Why do we care for our earth? Because it’s the beautiful creation of our generous God, to begin with. We do this because God instilled in us from the beginning a responsibility to tend our earth and care for it (Genesis 1:26-28). We are concerned for our environment because we believe Jesus’s death and resurrection are evidence of God restoring widespread peace to these broken relationships, including ours with the earth. Most important of all, we care for the earth because we’re new. As people of faith, as those birthed into new life by identification with Jesus and his resurrection, we are God's new community, the vanguard, the leading edge of a new creation. To neglect the earth, to cast a blind eye to the environment, is to live in the old order, unredeemed and unrestored. It’s to somehow mistakenly confess that God’s newness is only “not yet” instead of “now.”

Rather than be silent in this growing concern for our environment (a sin of omission, surely), it is time we Christians shoulder our responsibility, roll up our sleeves, and lend a hand.

4 comments:

Anonymous said...

"Why do we care for our earth?"

One other big reason: because the health of the ecosystem has a direct impact on the quality of our lives! We are radically altering the balance of the ecosystem that sustains us. The further it goes out of balance, the worse it gets on earth in terms of temperatures, weather, sea levels, and food production.
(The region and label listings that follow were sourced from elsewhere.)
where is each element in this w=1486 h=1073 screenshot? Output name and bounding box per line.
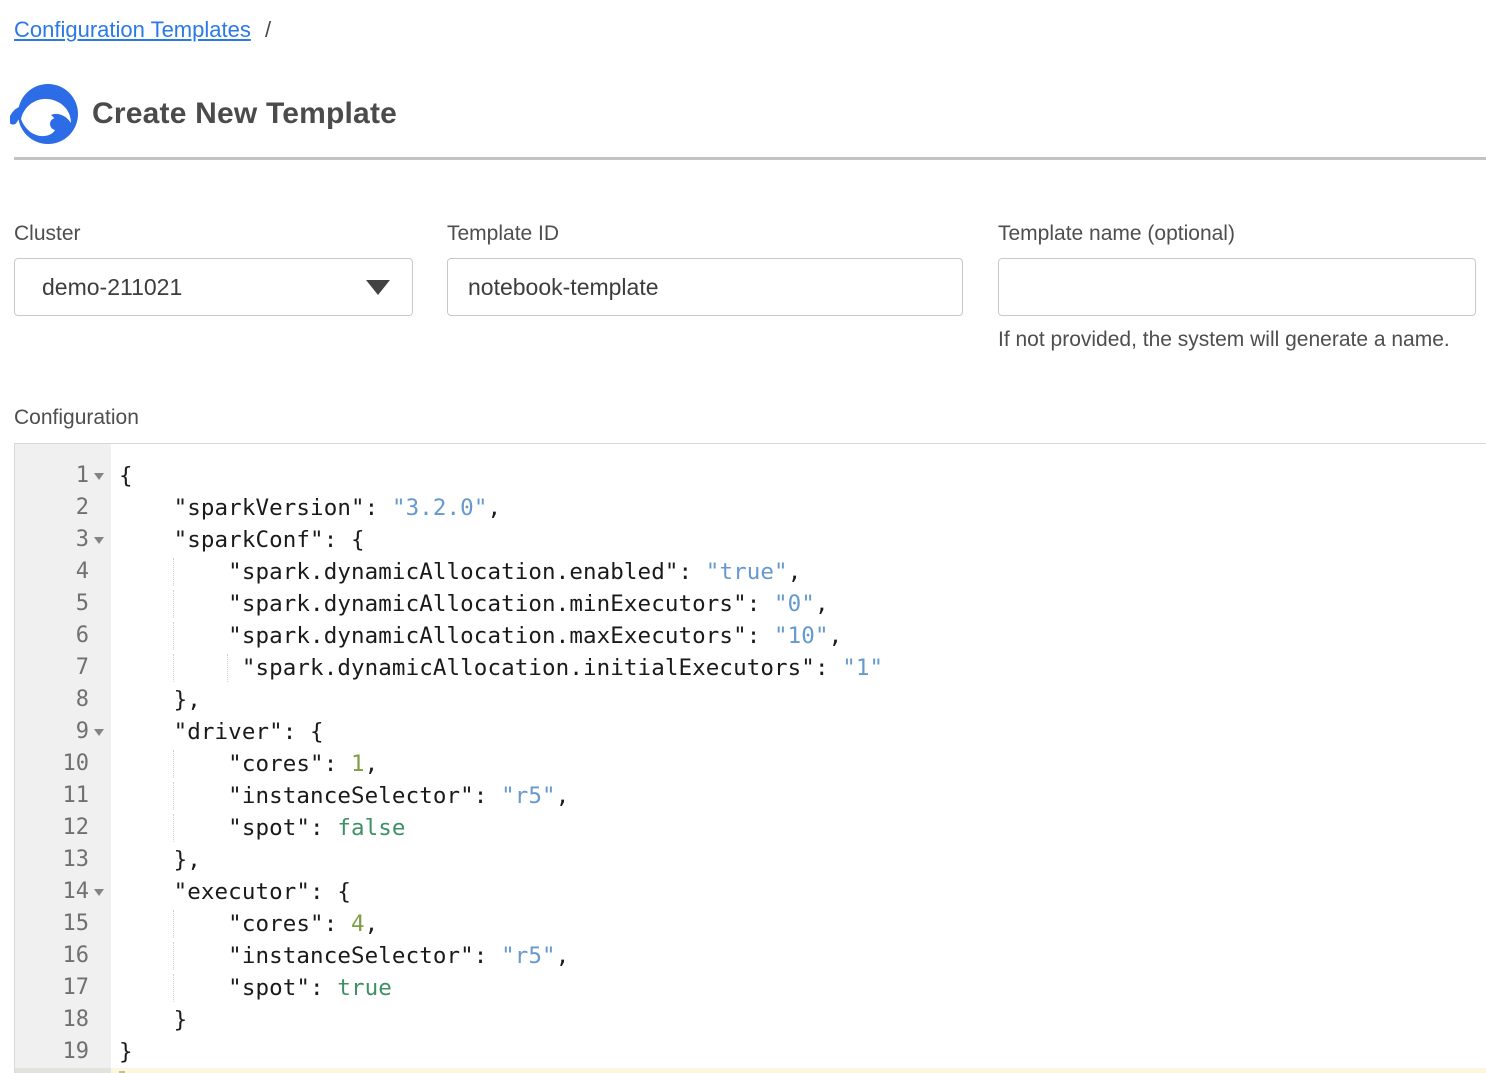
cluster-field: Cluster demo-211021: [14, 220, 413, 316]
fold-slot: [89, 492, 109, 524]
fold-slot: [89, 684, 109, 716]
fold-slot: [89, 556, 109, 588]
editor-line-number: 1: [15, 460, 111, 492]
fold-slot: [89, 1036, 109, 1068]
editor-line[interactable]: "spot": true: [111, 972, 1486, 1004]
fold-slot: [89, 972, 109, 1004]
template-name-field: Template name (optional) If not provided…: [998, 220, 1476, 353]
editor-line[interactable]: "executor": {: [111, 876, 1486, 908]
cluster-select-value: demo-211021: [42, 274, 182, 301]
editor-line-number: 8: [15, 684, 111, 716]
editor-line-number: 3: [15, 524, 111, 556]
template-name-input[interactable]: [998, 258, 1476, 316]
fold-slot: [89, 908, 109, 940]
editor-line[interactable]: "spot": false: [111, 812, 1486, 844]
fold-arrow-icon[interactable]: [89, 524, 109, 556]
fold-slot: [89, 844, 109, 876]
editor-line-number: 11: [15, 780, 111, 812]
editor-line[interactable]: "sparkConf": {: [111, 524, 1486, 556]
editor-line[interactable]: }: [111, 1004, 1486, 1036]
breadcrumb-separator: /: [265, 17, 271, 42]
editor-line-number: 10: [15, 748, 111, 780]
editor-line[interactable]: },: [111, 844, 1486, 876]
ocean-wave-logo-icon: [10, 82, 78, 146]
template-name-label: Template name (optional): [998, 220, 1476, 247]
editor-line-number: 18: [15, 1004, 111, 1036]
editor-line[interactable]: },: [111, 684, 1486, 716]
template-id-label: Template ID: [447, 220, 963, 247]
template-id-input[interactable]: [447, 258, 963, 316]
editor-line[interactable]: }: [111, 1036, 1486, 1068]
fold-arrow-icon[interactable]: [89, 460, 109, 492]
page-title: Create New Template: [92, 97, 397, 131]
fold-slot: [89, 620, 109, 652]
editor-line[interactable]: "spark.dynamicAllocation.minExecutors": …: [111, 588, 1486, 620]
fold-slot: [89, 812, 109, 844]
editor-line-number: 2: [15, 492, 111, 524]
editor-line[interactable]: "sparkVersion": "3.2.0",: [111, 492, 1486, 524]
create-template-page: Configuration Templates / Create New Tem…: [0, 16, 1486, 1073]
editor-line-number: 6: [15, 620, 111, 652]
breadcrumb-link-configuration-templates[interactable]: Configuration Templates: [14, 17, 251, 42]
editor-line-number: 17: [15, 972, 111, 1004]
template-form: Cluster demo-211021 Template ID Template…: [14, 220, 1486, 353]
editor-line[interactable]: "instanceSelector": "r5",: [111, 940, 1486, 972]
caret-down-icon: [366, 280, 390, 295]
editor-line[interactable]: "spark.dynamicAllocation.enabled": "true…: [111, 556, 1486, 588]
editor-line-number: 20: [15, 1068, 111, 1073]
configuration-editor[interactable]: 1234567891011121314151617181920 { "spark…: [14, 443, 1486, 1073]
cluster-select[interactable]: demo-211021: [14, 258, 413, 316]
editor-line-number: 14: [15, 876, 111, 908]
fold-slot: [89, 940, 109, 972]
editor-line[interactable]: "driver": {: [111, 716, 1486, 748]
template-id-field: Template ID: [447, 220, 963, 316]
editor-code-area[interactable]: { "sparkVersion": "3.2.0", "sparkConf": …: [111, 444, 1486, 1073]
editor-line-number: 5: [15, 588, 111, 620]
cluster-label: Cluster: [14, 220, 413, 247]
editor-line[interactable]: {: [111, 460, 1486, 492]
fold-slot: [89, 588, 109, 620]
page-header: Create New Template: [10, 82, 1486, 146]
editor-line-number: 12: [15, 812, 111, 844]
editor-line-number: 7: [15, 652, 111, 684]
editor-line[interactable]: "spark.dynamicAllocation.initialExecutor…: [111, 652, 1486, 684]
fold-arrow-icon[interactable]: [89, 876, 109, 908]
fold-slot: [89, 652, 109, 684]
editor-line[interactable]: "cores": 1,: [111, 748, 1486, 780]
fold-slot: [89, 748, 109, 780]
editor-line-number: 9: [15, 716, 111, 748]
fold-slot: [89, 780, 109, 812]
editor-line-number: 4: [15, 556, 111, 588]
editor-line-number: 19: [15, 1036, 111, 1068]
editor-gutter: 1234567891011121314151617181920: [15, 444, 111, 1073]
editor-line[interactable]: "instanceSelector": "r5",: [111, 780, 1486, 812]
fold-slot: [89, 1004, 109, 1036]
breadcrumb: Configuration Templates /: [14, 16, 1486, 44]
template-name-helper: If not provided, the system will generat…: [998, 327, 1476, 353]
configuration-label: Configuration: [14, 404, 1486, 431]
header-divider: [14, 157, 1486, 160]
editor-line-number: 16: [15, 940, 111, 972]
editor-line-number: 15: [15, 908, 111, 940]
editor-line-number: 13: [15, 844, 111, 876]
editor-line[interactable]: "spark.dynamicAllocation.maxExecutors": …: [111, 620, 1486, 652]
editor-line[interactable]: [111, 1068, 1486, 1073]
fold-slot: [89, 1068, 109, 1073]
fold-arrow-icon[interactable]: [89, 716, 109, 748]
editor-line[interactable]: "cores": 4,: [111, 908, 1486, 940]
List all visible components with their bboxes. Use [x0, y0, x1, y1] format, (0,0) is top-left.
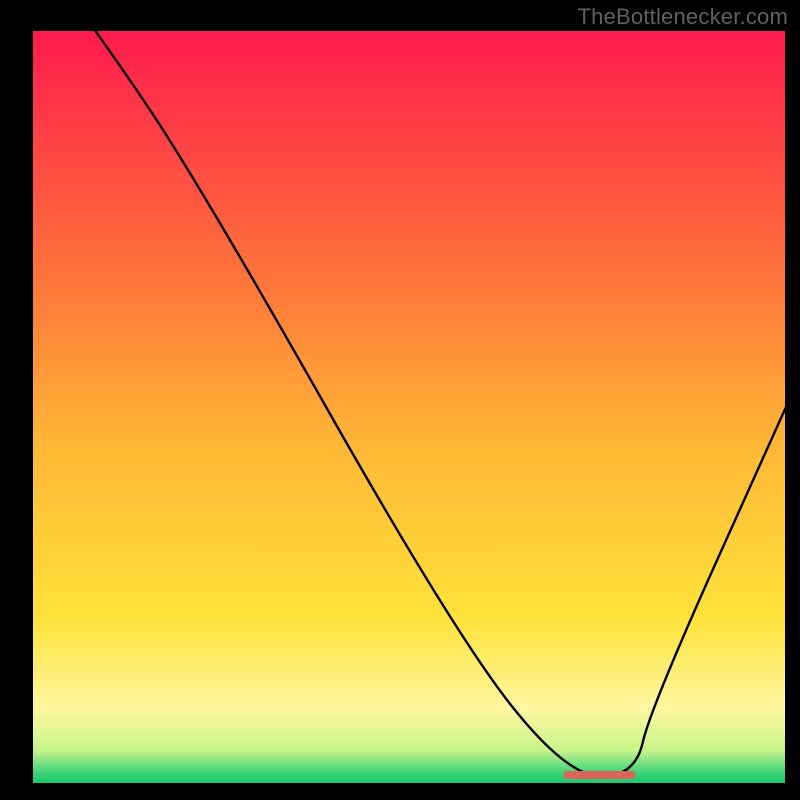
- watermark-text: TheBottlenecker.com: [578, 4, 788, 30]
- plot-background-gradient: [32, 30, 786, 784]
- minimum-marker: [564, 771, 636, 779]
- bottleneck-curve-chart: [0, 0, 800, 800]
- chart-container: [0, 0, 800, 800]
We are biting the hand that feeds us, and it is not just moral or obedient to tend the earth, it is a necessity for sustaining the ecosystem of creation!

Carl Hofmann said...

Well, it sounds as if I'm preaching to the choir! Whether one agrees with the thesis of global warming or not, the careful tending of earth is a biblical mandate and a way to love our neighbor, not to mention our children and future generations to come!

Anonymous said...

Amen to all of the above!

Not tending to the earth allows a great deal of distortions to take place. As we sit idly by a not opposing mega industries spewing toxic waste into the air and water, we condone their actions and in so doing condone further suffering of our fellow beings (Christians and potential Christians) as cancer and other toxic waste diseases rise. The answer is not in the cure, it is in the prevention.

Anonymous said...

I am somewhat surprised that I have not seen anyone mention the story of Noah in this context. It seems to me that it makes very clear the concern God has for his creation and ALL the creatures in it. The chance of more of them becoming extinct would not be pleasing to Him. His ecosystems were designed to function with all their parts intact. The systems do not and will not function correctly without predators, for instance. I believe that such operations as deliberate mass killing of predators are in direct contradiction to the principles in the Bible. I believe that Christians must pay more attention to our stewardship of his Creation.